Further, the guidance directs agencies planning to issue one or more significant regulations on or before September 30, 2017, to:

  • Identify the two existing regulations the agency plans to eliminate or propose for elimination on or before September 30, 2017, and
  • Fully offset the total cost of such new significant regulatory actions as of September 30, 2017.

OMB said it intends to issue further guidance on applying the EO for Fiscal Years 2018 and beyond.

Key takeaways contained in the guidance

Agency heads should consult with the OMB before issuing new significant guidance or regulatory interpretations. These documents will be addressed on a case-by-case basis. Agencies should clarify that compliance with any agency guidance is voluntary. Further, any cost savings claimed for guidance or other documents must be “specific and verifiable.”
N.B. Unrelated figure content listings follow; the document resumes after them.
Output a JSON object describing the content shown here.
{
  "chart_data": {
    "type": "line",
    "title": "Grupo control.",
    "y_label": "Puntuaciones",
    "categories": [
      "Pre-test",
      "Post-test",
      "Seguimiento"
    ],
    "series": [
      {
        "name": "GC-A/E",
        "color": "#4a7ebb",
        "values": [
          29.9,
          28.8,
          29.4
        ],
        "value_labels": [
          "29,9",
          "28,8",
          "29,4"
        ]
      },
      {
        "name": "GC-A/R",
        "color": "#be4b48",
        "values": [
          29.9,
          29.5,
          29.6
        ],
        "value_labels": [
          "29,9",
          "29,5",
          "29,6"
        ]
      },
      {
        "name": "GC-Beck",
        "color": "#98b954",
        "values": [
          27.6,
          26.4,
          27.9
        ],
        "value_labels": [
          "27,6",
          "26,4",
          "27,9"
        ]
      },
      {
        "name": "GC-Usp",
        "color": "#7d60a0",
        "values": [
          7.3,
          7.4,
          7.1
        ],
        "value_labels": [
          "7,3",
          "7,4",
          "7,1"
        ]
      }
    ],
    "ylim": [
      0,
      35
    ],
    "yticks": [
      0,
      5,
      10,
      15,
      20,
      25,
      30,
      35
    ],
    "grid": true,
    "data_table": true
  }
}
“Deregulatory actions,” are defined as the repeal or revision of any existing regulatory action that imposes costs and which will produce verifiable savings. Also, “meaningful burden reduction through the repeal or streamlining of mandatory reporting, recordkeeping, or disclosure requirements may also qualify.” Agencies should confirm that they will continue to meet their regulatory objectives after undertaking deregulatory action.
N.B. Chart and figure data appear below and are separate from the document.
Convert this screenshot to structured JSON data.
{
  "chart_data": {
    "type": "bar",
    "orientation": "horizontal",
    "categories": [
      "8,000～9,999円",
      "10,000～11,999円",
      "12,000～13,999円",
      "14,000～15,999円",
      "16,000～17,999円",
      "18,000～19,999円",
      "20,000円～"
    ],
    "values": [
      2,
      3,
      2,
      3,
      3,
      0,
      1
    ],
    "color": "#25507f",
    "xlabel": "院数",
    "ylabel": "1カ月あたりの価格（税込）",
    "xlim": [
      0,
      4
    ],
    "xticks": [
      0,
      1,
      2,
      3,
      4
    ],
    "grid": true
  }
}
Generally, regulations issued before January 20, 2017, that have been vacated or remanded by a court do not qualify as deregulatory actions under the EO. However, there may be individual cases that could be counted toward an agency’s cost savings target.

On the other hand, regulations overturned by Acts of Congress will qualify as deregulatory actions.

Waivers

Certain significant regulatory actions “might qualify” for individual waivers. These include emergencies addressing critical health, safety, or financial matter, or other compelling reason. Agencies should send waiver requests to the OMB.

Agencies may proceed with significant regulatory actions that need to be finalized to comply with an imminent statutory or legal deadline, even if they are not able to identify offsetting deregulatory actions.

Timeframe

Regulatory and deregulatory actions may be “bundled” in the same regulatory action, but the agency must clearly identify the specific provisions that are counted within the regulatory and deregulatory portions of the rules and the costs and costs savings associated with each.

The agency should identify all of the associated regulatory actions to be repealed, along with cost savings estimates, no later than the date of issuance of the corresponding new regulation. All of the regulatory actions scheduled for repeal must also be included in the Unified Regulatory Agenda.

To the extent feasible, regulatory actions should be eliminated before or on the same schedule as the new regulatory actions they offset. Where this is not possible, the agency should provide a plan for finalizing the offsetting regulation.

EO applies agency-wide

Note that the requirements of the EO apply agency-wide. This means regulatory savings by a component in one agency can be used to offset a regulatory burden by a different component in the same agency.

Additionally, agencies that are not able to generate sufficient savings to account for new regulatory actions may submit a written request to the OMB to transfer savings from one agency to another before they submit an action for review.

Already in the courts

On February 8, 2017, several environmental and worker advocacy groups sued the Trump administration in the U.S. District Court for the D.C. Circuit. The plaintiffs asked the court to block the EO and tell the federal agencies not to abide by it.

According to the groups, the EO is unlawful because agencies cannot comply with the order without violating the statutes under which they operate. For instance, the Clean Air Act requires the EPA to establish emissions standards and to review and update the standards to meet statutory criteria and stay in line with technological advances. Under the Clean Air Act, EPA promulgated the national ambient air quality standards (NAAQS), which prohibits EPA from considering costs when setting air quality standards.

In addition, the groups argue the EO countermands the Administrative Procedure Act.

As part of the lawsuit, the groups also want the court to declare the OMB interim guidance unlawful and set it aside.